AES 06 _ Belajar dari Ikan…
Tema
Friday July 29 2022, 4:01 PM
AES 06 _ Belajar dari Ikan…

Banyak cara manusia untuk mengurangi rasa jenuhnya. Mulai dari jalan-jalan, menonton acara kesukaan, berolahraga, atau apapun yang saat ini disebut dengan istilah Healing Time. Bagi saya yang sejak kecil selalu dekat dengan hewan, jelas kegiatan healing-nya adalah memelihara hewan. Ada banyak perdebatan dengan istilah memelihara hewan. “Kalau sayang binatang harusnya dibiarkan lepas bukan dipiara.’ atau ‘Ngapain sih piara hewan. Tambah kerjaan.” Itulah beberapa kalimat yang biasanya didengar. Namun bagi saya, memelihara binatang itu bukan hanya sekedar kegeramarn tapi juga ilmu dan melatih kepekaan juga rasa. Ingat, kita akan selalu berkaitan dengan lingkungan semesta dan isinya. Begitu pun saat kita memelihara binatang maupun tumbuhan. 
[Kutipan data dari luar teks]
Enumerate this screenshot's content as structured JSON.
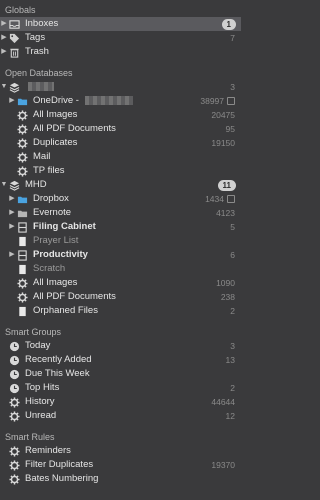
{
  "globals": {
    "header": "Globals",
    "items": [
      {
        "label": "Inboxes",
        "badge": "1"
      },
      {
        "label": "Tags",
        "count": "7"
      },
      {
        "label": "Trash",
        "count": ""
      }
    ]
  },
  "open_databases": {
    "header": "Open Databases",
    "db1": {
      "badge": "3",
      "onedrive": {
        "label": "OneDrive - ",
        "count": "38997"
      },
      "items": [
        {
          "label": "All Images",
          "count": "20475"
        },
        {
          "label": "All PDF Documents",
          "count": "95"
        },
        {
          "label": "Duplicates",
          "count": "19150"
        },
        {
          "label": "Mail",
          "count": ""
        },
        {
          "label": "TP files",
          "count": ""
        }
      ]
    },
    "db2": {
      "name": "MHD",
      "badge": "11",
      "items": [
        {
          "label": "Dropbox",
          "count": "1434"
        },
        {
          "label": "Evernote",
          "count": "4123"
        },
        {
          "label": "Filing Cabinet",
          "count": "5"
        },
        {
          "label": "Prayer List",
          "count": ""
        },
        {
          "label": "Productivity",
          "count": "6"
        },
        {
          "label": "Scratch",
          "count": ""
        },
        {
          "label": "All Images",
          "count": "1090"
        },
        {
          "label": "All PDF Documents",
          "count": "238"
        },
        {
          "label": "Orphaned Files",
          "count": "2"
        }
      ]
    }
  },
  "smart_groups": {
    "header": "Smart Groups",
    "items": [
      {
        "label": "Today",
        "count": "3"
      },
      {
        "label": "Recently Added",
        "count": "13"
      },
      {
        "label": "Due This Week",
        "count": ""
      },
      {
        "label": "Top Hits",
        "count": "2"
      },
      {
        "label": "History",
        "count": "44644"
      },
      {
        "label": "Unread",
        "count": "12"
      }
    ]
  },
  "smart_rules": {
    "header": "Smart Rules",
    "items": [
      {
        "label": "Reminders",
        "count": ""
      },
      {
        "label": "Filter Duplicates",
        "count": "19370"
      },
      {
        "label": "Bates Numbering",
        "count": ""
      }
    ]
  }
}
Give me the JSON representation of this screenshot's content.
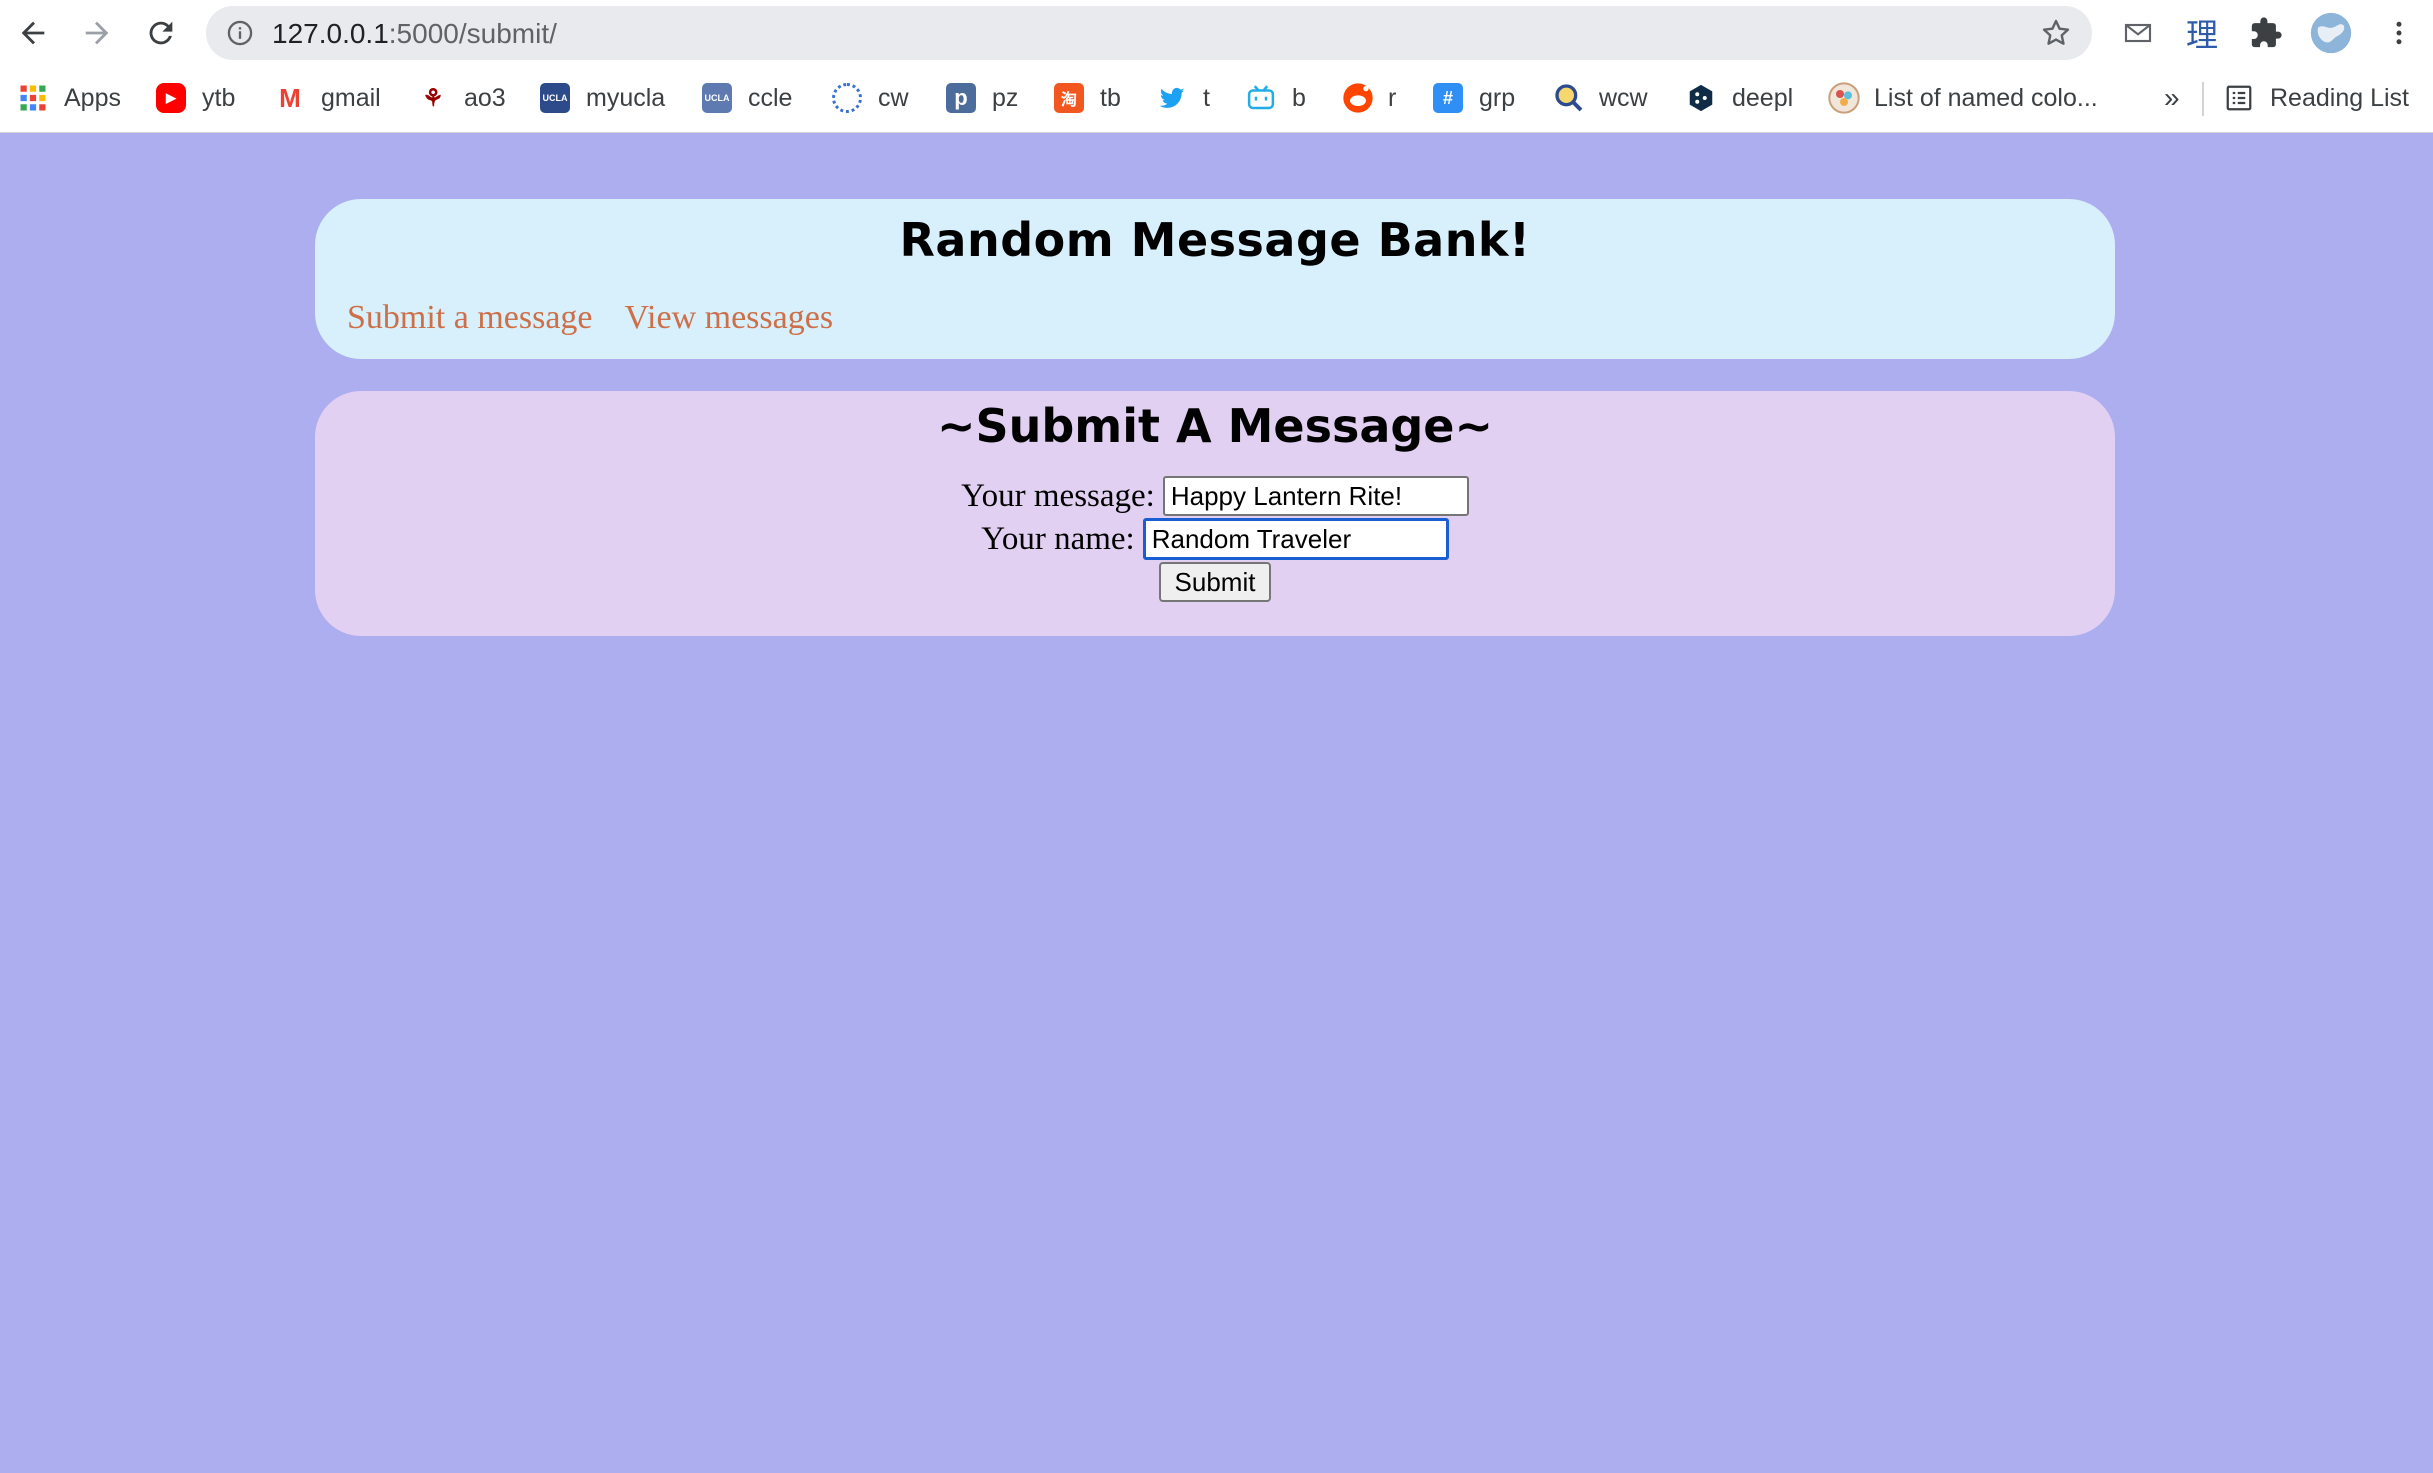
{
  "browser": {
    "url_host": "127.0.0.1",
    "url_path": ":5000/submit/",
    "bookmarks": [
      {
        "label": "Apps",
        "icon": "apps-grid-icon",
        "color": "#EA4335"
      },
      {
        "label": "ytb",
        "icon": "youtube-icon",
        "color": "#FF0000"
      },
      {
        "label": "gmail",
        "icon": "gmail-icon",
        "color": "#EA4335"
      },
      {
        "label": "ao3",
        "icon": "ao3-icon",
        "color": "#990000"
      },
      {
        "label": "myucla",
        "icon": "ucla-icon",
        "color": "#2D4A8A"
      },
      {
        "label": "ccle",
        "icon": "ucla-icon",
        "color": "#5E7AB0"
      },
      {
        "label": "cw",
        "icon": "cw-icon",
        "color": "#3B6FD6"
      },
      {
        "label": "pz",
        "icon": "p-icon",
        "color": "#4C6C9C"
      },
      {
        "label": "tb",
        "icon": "tb-icon",
        "color": "#F2571F"
      },
      {
        "label": "t",
        "icon": "twitter-icon",
        "color": "#1DA1F2"
      },
      {
        "label": "b",
        "icon": "bilibili-icon",
        "color": "#23ADE5"
      },
      {
        "label": "r",
        "icon": "reddit-icon",
        "color": "#FF4500"
      },
      {
        "label": "grp",
        "icon": "grp-icon",
        "color": "#2F8FF5"
      },
      {
        "label": "wcw",
        "icon": "wcw-icon",
        "color": "#2C4A8F"
      },
      {
        "label": "deepl",
        "icon": "deepl-icon",
        "color": "#0F2B46"
      },
      {
        "label": "List of named colo...",
        "icon": "colors-icon",
        "color": "#C9A07A"
      }
    ],
    "overflow_label": "»",
    "reading_list_label": "Reading List"
  },
  "header": {
    "title": "Random Message Bank!",
    "links": [
      "Submit a message",
      "View messages"
    ]
  },
  "form": {
    "title": "~Submit A Message~",
    "message_label": "Your message:",
    "message_value": "Happy Lantern Rite!",
    "name_label": "Your name:",
    "name_value": "Random Traveler",
    "submit_label": "Submit"
  },
  "colors": {
    "page_bg": "#ADAEEF",
    "header_card": "#D7F0FB",
    "form_card": "#E1D0F2",
    "link": "#CD6F48"
  }
}
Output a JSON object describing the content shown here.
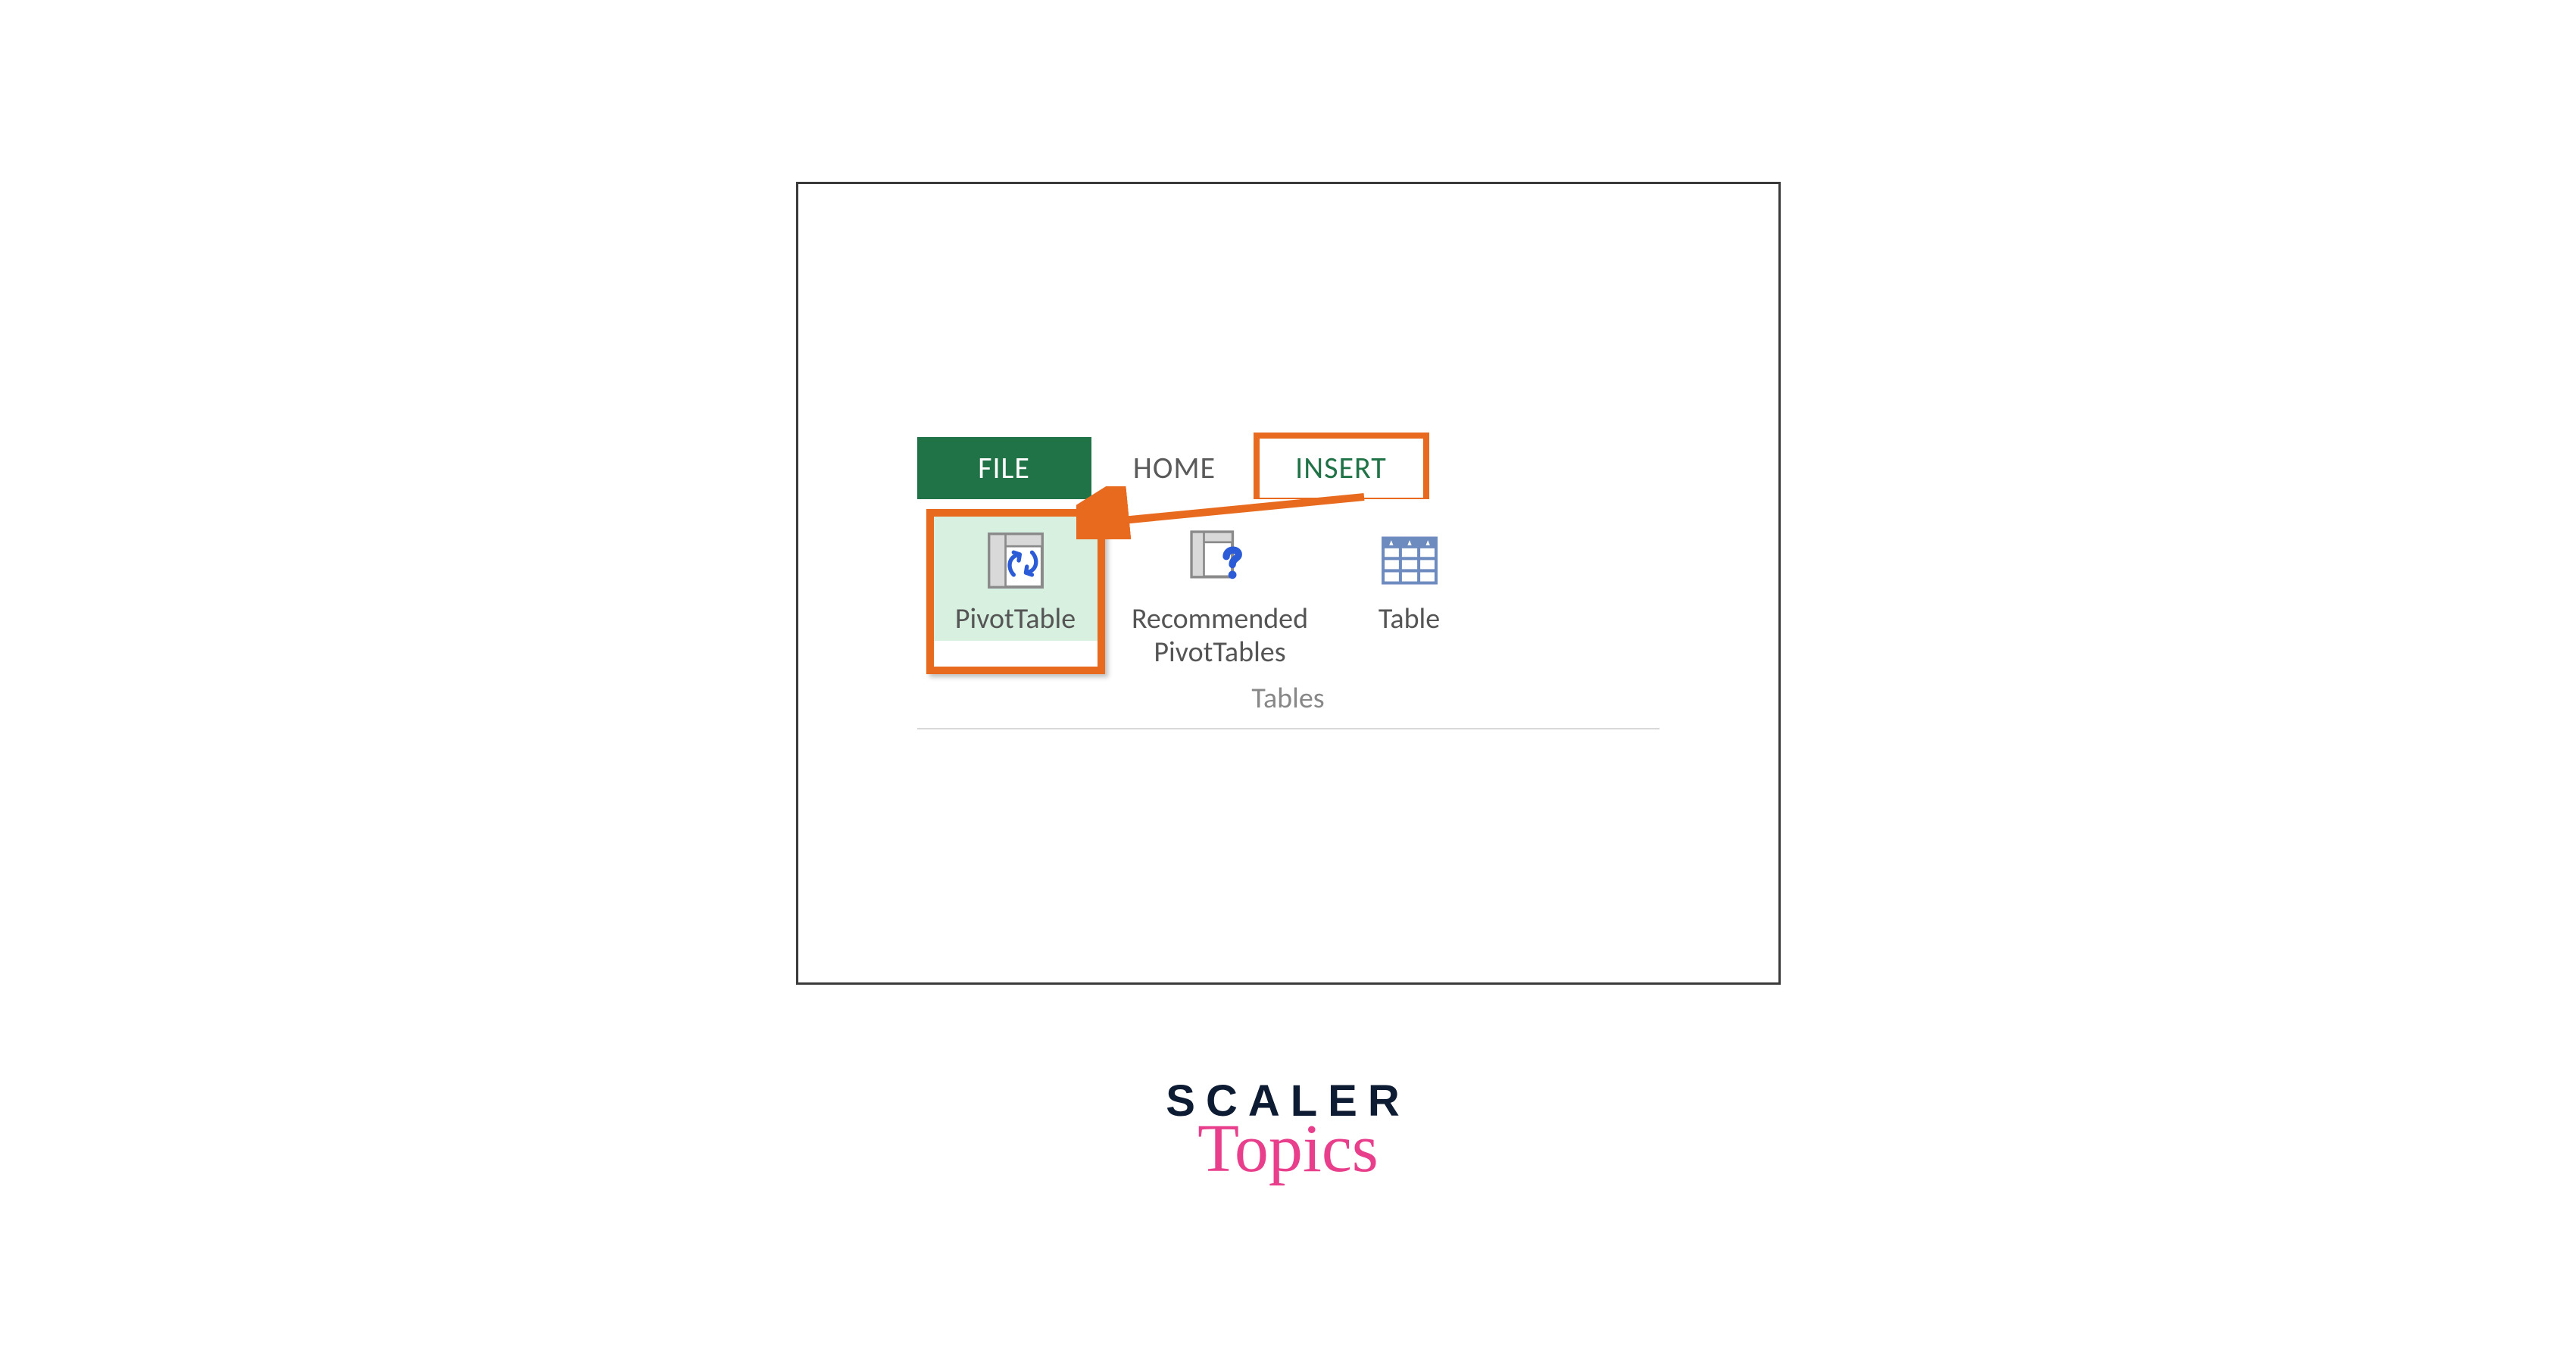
{
  "tabs": {
    "file": "FILE",
    "home": "HOME",
    "insert": "INSERT"
  },
  "commands": {
    "pivot_table": "PivotTable",
    "recommended": "Recommended\nPivotTables",
    "table": "Table"
  },
  "group_caption": "Tables",
  "highlight_color": "#e86a1f",
  "excel_accent": "#207346",
  "brand": {
    "line1": "SCALER",
    "line2": "Topics"
  },
  "icons": {
    "pivot_table": "pivot-table-icon",
    "recommended": "recommended-pivot-icon",
    "table": "table-icon"
  }
}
Saya percaya semua pertemuan baik sesama manusia, hewan, dan tumbuhan sudah digariskan. Hanya bagaimana kita memilih, memaknai dan bertanggung jawab dengan pilihan kita. Berkaitan dengan memelihara sesuatu baik itu tumbuhan maupun hewan, jelas kita harus benar-benar bertanggung jawab terhadap mereka. Karena kita sebagai pemelihara merupakan orang pilihan yang seharusnya menjadi ‘GUARDIAN’ bagi mereka. Kita harus benar-benar peduli dengan sering berinteraksi baik fisik maupun batin. Bukan hanya memberi mereka makan, namun mengajak mereka bermain dengan berbagai cara yang tepat. Betapa mirisnya saya saat mendengar orang yang memelihara hewan namun tidak merawatnya dengan baik.Saat kita menjadi GUARDIAN yang baik (meskipun tidak sempurna), mereka pun akan memberikan respon yang baik bahkan mungkin berlipat ganda kepada kita. Banyak sekali cara yang mereka berikan, mulai dari bermanja, menemani, bahkan ikut sakit saat kita sakit. Itulah yang saya percaya koneksi dan literasi alami (insting) murni yang dimiliki hewan. 

Mereka memberikan saya banyak pelajaran. Belajar menyayangi, merelakan, bertanggungjawab, pengetahuan yang selalu baru bagi saya, hingga refleksi terhadap diri. Salah satunya dari ikan predator yang saya miliki. Kenapa dengan ikan? Saya banyak berefleksi tentang betapa pentingnya kondisi lingkungan kita. Air, udara, cahaya, yang selalu kita dapatkan namun kita kurang mensyukurinya. Dari ikan saya belajar pentingnya beradaptasi dan berkomunikasi dengan lingkungannya. Memang terdengar aneh, namun saya dapat memperhatikan dan ‘merasakan’ perjuangan mereka untuk mengenal rumah baru mereka. Rumah yang harus dibuat senyaman mungkin dengan kebutuhannya. Mulai dari kadar zat dalam air, tata letak ornamen, hingga tumbuhan yang membantu mereka mendapatkan kenyamanan. Bukan memaksakan mereka untuk nyaman, namun memberikan lingkungan yang nyaman agar mereka bisa hidup dan tampil optimal. 

Lebih jauh ternyata itu semua merupakan bagian dari pengenalan diri dan lingkungan. Sebut saja kemampuan literasi dalam menangkap informasi yang ditemukan. Bagi saya informasi ini lebih nyata karena saya melihat, merasakan, dan mengalami langsung prosesnya. Bukan hanya menonton ataupun membaca informasi dari media. Literasi diri yang afdol bagi saya adalah saat merasakan langsung informasinya. Meskipun hanya dari sesosok hewan ataupun sebuah tumbuhan, namun tetap memberikan makna yang dalam dan akan selalu diingat.